The main character before the change
The story succeeds on the strength of the first-person narrative voice. It makes the protagonist, Lou Arrendale, completely believable while also creating a view on the world that is believably autistic.
Jay Snyder's voices were believable and the differences between characters clear. His nuanced depiction of Lou Arrendale was perfectly balanced between flatness and a sort of geeky excitement.
There is a moment towards the end when Lou asks his manager if the manager's brother is going to take the treatment for autism and the manager's response reveals a great deal about him and his brother in few words.
This is not a book about action or adventure, but about people and situations.
This book is different from most of Elizabeth Moon's other books, but just as enjoyable. The viewpoint is unique and really interesting.
The reader does a great job also--I liked this audio rendition even better than the print book. He captured the struggle of the main character in dealing with the rest of the world very well.
Kea Giles (Asmus)
Well read by Jay Snyder, this book takes the reader into the mind and life of an autistic man in the near future. If you know someone who is autistic, or who has Asperger's syndrome, you'll feel at home with the character and get some good insight into how your friend, husband, son, or daughter might think. I especially liked the part about comparing an autistic person's facial recognition and other types of perception to that of a blind person. Also, good insight into how other people treat folks who think differently, who act differently.
MBaggins of Blue Star Mage.com
This very thoughtful book is not for folks looking for blowing up - there is only one almost blowing up. Nor is it for folks looking for steamy sex scenes.

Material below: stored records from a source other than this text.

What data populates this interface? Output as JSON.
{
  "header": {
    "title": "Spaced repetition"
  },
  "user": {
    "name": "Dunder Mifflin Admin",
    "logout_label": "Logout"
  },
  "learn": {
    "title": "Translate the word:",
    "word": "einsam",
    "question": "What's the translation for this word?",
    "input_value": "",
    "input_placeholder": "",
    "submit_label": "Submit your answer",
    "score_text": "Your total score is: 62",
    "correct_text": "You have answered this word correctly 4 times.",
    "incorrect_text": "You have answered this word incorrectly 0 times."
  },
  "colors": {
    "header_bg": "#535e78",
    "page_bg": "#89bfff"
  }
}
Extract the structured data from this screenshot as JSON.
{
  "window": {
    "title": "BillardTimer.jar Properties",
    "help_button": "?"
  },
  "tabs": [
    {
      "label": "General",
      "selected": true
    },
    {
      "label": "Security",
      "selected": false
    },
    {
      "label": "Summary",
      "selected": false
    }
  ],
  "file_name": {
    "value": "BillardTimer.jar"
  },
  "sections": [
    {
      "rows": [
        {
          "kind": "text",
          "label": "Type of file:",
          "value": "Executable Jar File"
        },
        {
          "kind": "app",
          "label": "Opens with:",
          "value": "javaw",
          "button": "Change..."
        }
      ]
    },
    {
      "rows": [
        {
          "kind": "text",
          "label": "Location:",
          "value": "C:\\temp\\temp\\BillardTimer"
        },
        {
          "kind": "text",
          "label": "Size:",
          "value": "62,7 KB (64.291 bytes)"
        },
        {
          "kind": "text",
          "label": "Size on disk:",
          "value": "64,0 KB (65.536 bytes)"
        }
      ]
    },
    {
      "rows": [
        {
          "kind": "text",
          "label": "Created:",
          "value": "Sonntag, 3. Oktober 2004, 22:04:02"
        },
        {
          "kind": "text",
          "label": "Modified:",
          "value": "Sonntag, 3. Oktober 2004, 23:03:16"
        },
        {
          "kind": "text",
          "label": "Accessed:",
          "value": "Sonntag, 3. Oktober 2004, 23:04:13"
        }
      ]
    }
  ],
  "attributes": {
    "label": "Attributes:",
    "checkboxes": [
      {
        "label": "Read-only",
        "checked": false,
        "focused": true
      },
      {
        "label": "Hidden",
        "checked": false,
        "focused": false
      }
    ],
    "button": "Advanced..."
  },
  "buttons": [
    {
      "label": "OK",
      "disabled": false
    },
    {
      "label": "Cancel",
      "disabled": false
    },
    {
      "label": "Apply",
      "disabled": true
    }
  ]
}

This is a great book for us rocking chair philosophers, and for those looking for new amazing "here's the problem now, what if in the future . . . " science fiction.
It is a crucial book for looking at relationships. And of identifying the issues of how to read emotions. I was mesmerized by the careful, fearful, gentle thinking of the main character. So much of what he noticed in this chaotic world are things I have also noticed and thought about.
I have always liked this author.
This book took some fine research, The subject has been so hidden from us because of prejudice and fear of the unusual. She did such a clean and thought provoking job.
I really love it.
And Jay Snyder was perfect. The reading was often tough to clearly show who is speaking, and to signify the dichotomy of the characters: balancing what some perceive as problems of relating and speaking with the often brilliant abilities that they also exhibited. He did it beautifully. I was so impressed.
This is one I am keeping to re-read several more times.